HEAT AND MASS-TRANSPORT FROM THERMALLY DEGRADING THIN CELLULOSIC MATERIALS IN A MICROGRAVITY ENVIRONMENT

A theoretical model describing the behavior of a thermally thin cellulosic sheet heated by external thermal radiation in a quiescent microgravity environment is developed. This model describes thermal and oxidative degradation of the sheet and the heat and mass transfer of evolved degradation products from the heated cellulosic surface into the gas phase. At present, gas phase oxidation reactions are not included. Without buoyancy, the dominant vorticity creation mechanism in the bulk of the gas is absent except at the material surface by the requirement of the no-slip condition.
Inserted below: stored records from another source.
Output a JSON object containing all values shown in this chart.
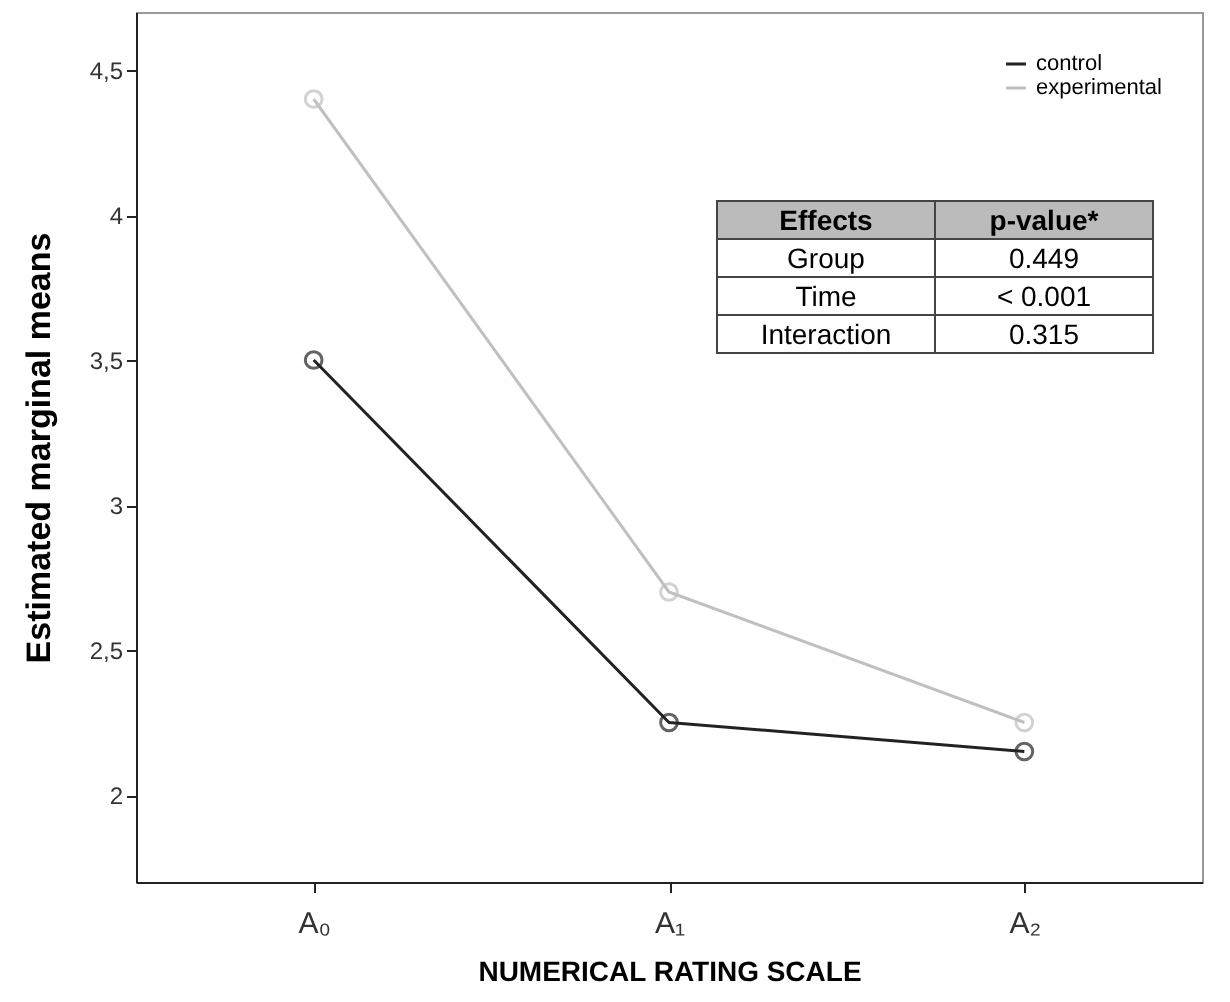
{
  "chart_data": {
    "type": "line",
    "xlabel": "NUMERICAL RATING SCALE",
    "ylabel": "Estimated marginal means",
    "categories": [
      "A₀",
      "A₁",
      "A₂"
    ],
    "series": [
      {
        "name": "control",
        "color": "#222222",
        "values": [
          3.5,
          2.25,
          2.15
        ]
      },
      {
        "name": "experimental",
        "color": "#c0c0c0",
        "values": [
          4.4,
          2.7,
          2.25
        ]
      }
    ],
    "ylim": [
      1.7,
      4.7
    ],
    "yticks": [
      2,
      {
        "value": 2.5,
        "label": "2,5"
      },
      3,
      {
        "value": 3.5,
        "label": "3,5"
      },
      4,
      {
        "value": 4.5,
        "label": "4,5"
      }
    ],
    "grid": false,
    "legend": "top right",
    "marker": "circle",
    "line_style": "solid",
    "annotations": [
      "Effects",
      "p-value*",
      "Group",
      "0.449",
      "Time",
      "< 0.001",
      "Interaction",
      "0.315"
    ]
  }
}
The no-slip condition is relaxed, permitting the flow to be represented by a velocity potential. This approximation is permissible due to the combination of a microgravity environment and low Reynolds number associated with slow small-area heating by external radiation. Two calculations are carried out: heating without thermal degradation, and heating with thermal degradation of the sheet with endothermic pyrolysis, exothermic thermal oxidative degradation, and highly exothermic char oxidation. The results show that pyrolysis is the main degradation reaction. Moreover, self-sustained propagation of smoldering for cellulosic materials is very difficult due to the lack of sufficient oxygen supply in a quiescent environment.